Joe Kvedar, senior advisor for virtual care at Partners Healthcare, recently spoke at a Massachusetts Health & Hospital Association event about how telemedicine helps providers interact with patients in a way that extends their humanness. He said that telehealth can allow patients to be seen quickly, with an average wait time of 6 to 7 minutes. He also said a patient can have his or her immediate needs addressed 80% of the time. In response to concerns that telehealth providers might overprescribe antibiotics, he said prescriptions are on par with urgent care overall.

At the same conference, Judd Hollander, senior vice president of healthcare delivery innovation at Jefferson Health in Pennsylvania, talked about the cost benefits of telehealth. While yes, it costs money for a health system to set up a telemedicine program, Hollander said the reduction in the organization’s “left without being seen” rate can pay for the entire program.

Challenges of telehealth

Despite the benefits of telemedicine, there are still challenges that need to be worked through.
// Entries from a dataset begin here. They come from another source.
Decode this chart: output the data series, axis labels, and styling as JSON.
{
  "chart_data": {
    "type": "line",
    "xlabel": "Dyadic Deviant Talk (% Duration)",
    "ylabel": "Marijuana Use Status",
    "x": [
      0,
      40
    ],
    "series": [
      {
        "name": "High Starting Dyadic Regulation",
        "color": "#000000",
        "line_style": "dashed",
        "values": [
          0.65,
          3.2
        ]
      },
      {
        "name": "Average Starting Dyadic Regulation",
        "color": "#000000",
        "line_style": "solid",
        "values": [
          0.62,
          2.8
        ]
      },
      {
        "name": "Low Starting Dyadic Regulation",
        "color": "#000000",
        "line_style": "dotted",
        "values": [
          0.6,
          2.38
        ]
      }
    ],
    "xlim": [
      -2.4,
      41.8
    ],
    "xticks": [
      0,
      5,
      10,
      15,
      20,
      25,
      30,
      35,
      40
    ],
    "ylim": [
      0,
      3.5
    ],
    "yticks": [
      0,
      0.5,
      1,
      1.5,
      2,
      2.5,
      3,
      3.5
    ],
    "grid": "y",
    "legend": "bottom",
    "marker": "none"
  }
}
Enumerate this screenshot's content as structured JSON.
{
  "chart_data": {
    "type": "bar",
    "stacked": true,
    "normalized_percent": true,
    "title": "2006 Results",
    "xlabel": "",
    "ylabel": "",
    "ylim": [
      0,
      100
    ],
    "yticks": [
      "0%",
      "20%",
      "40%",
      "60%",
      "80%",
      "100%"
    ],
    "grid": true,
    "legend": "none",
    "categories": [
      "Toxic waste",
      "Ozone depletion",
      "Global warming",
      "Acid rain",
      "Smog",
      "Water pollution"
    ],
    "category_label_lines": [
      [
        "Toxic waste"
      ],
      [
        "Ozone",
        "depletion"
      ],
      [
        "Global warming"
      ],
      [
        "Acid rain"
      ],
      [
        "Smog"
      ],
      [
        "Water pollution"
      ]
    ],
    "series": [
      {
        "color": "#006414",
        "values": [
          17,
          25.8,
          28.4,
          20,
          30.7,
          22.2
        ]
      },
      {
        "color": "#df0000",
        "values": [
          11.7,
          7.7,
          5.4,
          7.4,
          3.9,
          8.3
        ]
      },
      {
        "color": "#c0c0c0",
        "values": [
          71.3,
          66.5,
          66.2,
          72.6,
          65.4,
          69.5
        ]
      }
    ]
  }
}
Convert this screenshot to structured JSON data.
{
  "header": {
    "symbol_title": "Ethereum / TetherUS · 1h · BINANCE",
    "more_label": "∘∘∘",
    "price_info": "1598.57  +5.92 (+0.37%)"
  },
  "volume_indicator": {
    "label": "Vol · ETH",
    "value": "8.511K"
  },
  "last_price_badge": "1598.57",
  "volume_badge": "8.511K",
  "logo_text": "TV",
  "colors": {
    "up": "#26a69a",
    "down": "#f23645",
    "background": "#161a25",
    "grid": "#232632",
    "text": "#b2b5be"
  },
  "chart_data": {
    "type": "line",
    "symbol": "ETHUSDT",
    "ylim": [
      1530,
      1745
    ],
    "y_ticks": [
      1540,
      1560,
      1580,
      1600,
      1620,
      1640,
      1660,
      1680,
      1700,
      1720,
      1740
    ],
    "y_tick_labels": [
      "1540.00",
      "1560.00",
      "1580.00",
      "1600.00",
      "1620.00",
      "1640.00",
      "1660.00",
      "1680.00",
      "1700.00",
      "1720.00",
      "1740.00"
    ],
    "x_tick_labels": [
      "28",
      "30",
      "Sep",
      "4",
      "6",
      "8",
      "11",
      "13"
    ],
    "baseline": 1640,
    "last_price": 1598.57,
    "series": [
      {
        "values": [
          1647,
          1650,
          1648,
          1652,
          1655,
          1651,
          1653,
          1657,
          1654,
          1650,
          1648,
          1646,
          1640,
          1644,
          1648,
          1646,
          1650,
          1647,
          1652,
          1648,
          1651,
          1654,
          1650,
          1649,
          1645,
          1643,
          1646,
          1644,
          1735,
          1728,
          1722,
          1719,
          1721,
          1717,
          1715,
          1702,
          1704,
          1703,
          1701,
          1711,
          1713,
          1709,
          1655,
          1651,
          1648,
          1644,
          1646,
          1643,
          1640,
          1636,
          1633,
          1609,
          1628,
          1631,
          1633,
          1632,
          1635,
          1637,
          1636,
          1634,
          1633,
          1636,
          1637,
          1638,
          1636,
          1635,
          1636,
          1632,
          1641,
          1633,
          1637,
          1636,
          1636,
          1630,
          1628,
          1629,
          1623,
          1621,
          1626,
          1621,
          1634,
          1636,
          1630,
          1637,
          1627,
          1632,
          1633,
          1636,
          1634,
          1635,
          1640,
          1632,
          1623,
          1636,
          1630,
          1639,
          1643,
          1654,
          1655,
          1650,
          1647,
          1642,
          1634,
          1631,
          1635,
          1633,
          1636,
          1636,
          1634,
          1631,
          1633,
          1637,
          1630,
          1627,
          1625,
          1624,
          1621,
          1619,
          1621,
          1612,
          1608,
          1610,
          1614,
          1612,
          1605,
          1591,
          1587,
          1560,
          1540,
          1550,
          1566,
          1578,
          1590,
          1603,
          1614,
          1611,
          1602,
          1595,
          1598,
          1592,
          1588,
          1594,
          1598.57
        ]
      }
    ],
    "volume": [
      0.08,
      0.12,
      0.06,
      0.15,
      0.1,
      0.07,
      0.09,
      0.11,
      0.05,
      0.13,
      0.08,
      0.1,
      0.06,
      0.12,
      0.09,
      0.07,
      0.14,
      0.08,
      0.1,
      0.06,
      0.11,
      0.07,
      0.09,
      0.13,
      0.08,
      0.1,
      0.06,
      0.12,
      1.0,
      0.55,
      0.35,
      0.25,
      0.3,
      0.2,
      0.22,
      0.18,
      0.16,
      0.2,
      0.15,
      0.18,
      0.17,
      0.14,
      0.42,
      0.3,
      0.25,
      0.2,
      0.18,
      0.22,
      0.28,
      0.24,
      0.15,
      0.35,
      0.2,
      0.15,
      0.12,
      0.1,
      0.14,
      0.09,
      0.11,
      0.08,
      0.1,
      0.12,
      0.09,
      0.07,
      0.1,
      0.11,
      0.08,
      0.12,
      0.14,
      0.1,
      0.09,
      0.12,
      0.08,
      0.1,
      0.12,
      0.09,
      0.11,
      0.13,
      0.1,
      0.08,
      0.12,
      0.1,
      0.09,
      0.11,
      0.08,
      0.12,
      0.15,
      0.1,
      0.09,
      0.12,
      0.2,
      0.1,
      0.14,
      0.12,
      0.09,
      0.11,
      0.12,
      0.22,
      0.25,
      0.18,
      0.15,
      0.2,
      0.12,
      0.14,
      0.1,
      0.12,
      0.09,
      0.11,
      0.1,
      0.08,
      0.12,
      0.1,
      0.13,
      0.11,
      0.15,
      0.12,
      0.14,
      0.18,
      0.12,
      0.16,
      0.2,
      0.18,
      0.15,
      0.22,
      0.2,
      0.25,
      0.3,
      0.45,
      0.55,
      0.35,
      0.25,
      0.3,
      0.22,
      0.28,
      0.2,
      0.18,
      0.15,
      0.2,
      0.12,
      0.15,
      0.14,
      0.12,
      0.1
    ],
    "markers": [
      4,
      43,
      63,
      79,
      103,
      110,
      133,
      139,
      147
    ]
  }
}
  • Physician acceptance: While many physicians embrace the use of telemedicine, many do not – either because they believe patients should be seen in person or the cost is too prohibitive to implement. For example, the American Medical Association (AMA) found that physicians in smaller practices or physician-owned practices had a lower rate of telemedicine use. The organization says those findings suggest the financial burden of implementing telemedicine may be a barrier.
  • Reimbursement: In many areas, telemedicine is not reimbursed by healthcare insurance providers, meaning patients need to pay for visits. However, this could be changing. During the coronavirus pandemic, the Centers for Medicare and Medicaid Services announced changes to coverage for virtual services and said they would be reimbursable, at least on a temporary basis.

How analytics can support telehealth

When it comes to data, there’s a lot that can be analyzed to help healthcare providers make better decisions about telehealth services. Understanding these data points will help providers deliver better, faster, and more meaningful service to patients, as well as find efficiencies in their own operations.

Some of the data that can be examined:

  • Overall volume
  • Peak usage times
  • Average call length and wait times
  • Diagnoses/reasons for visit
  • Revenue volumes and ratios
  • Prescription rates
  • Outcomes

Conclusion

As technology has advanced in the last several years, many healthcare providers have been more and more optimistic about uses of telemedicine. And now, the technology is living up to its potential.

There’s a lot of data that healthcare providers can analyze when they provide telehealth services. This information can help them not only operationally deliver better services, but can also help them provide better, more responsive patient care, which is most critical right now.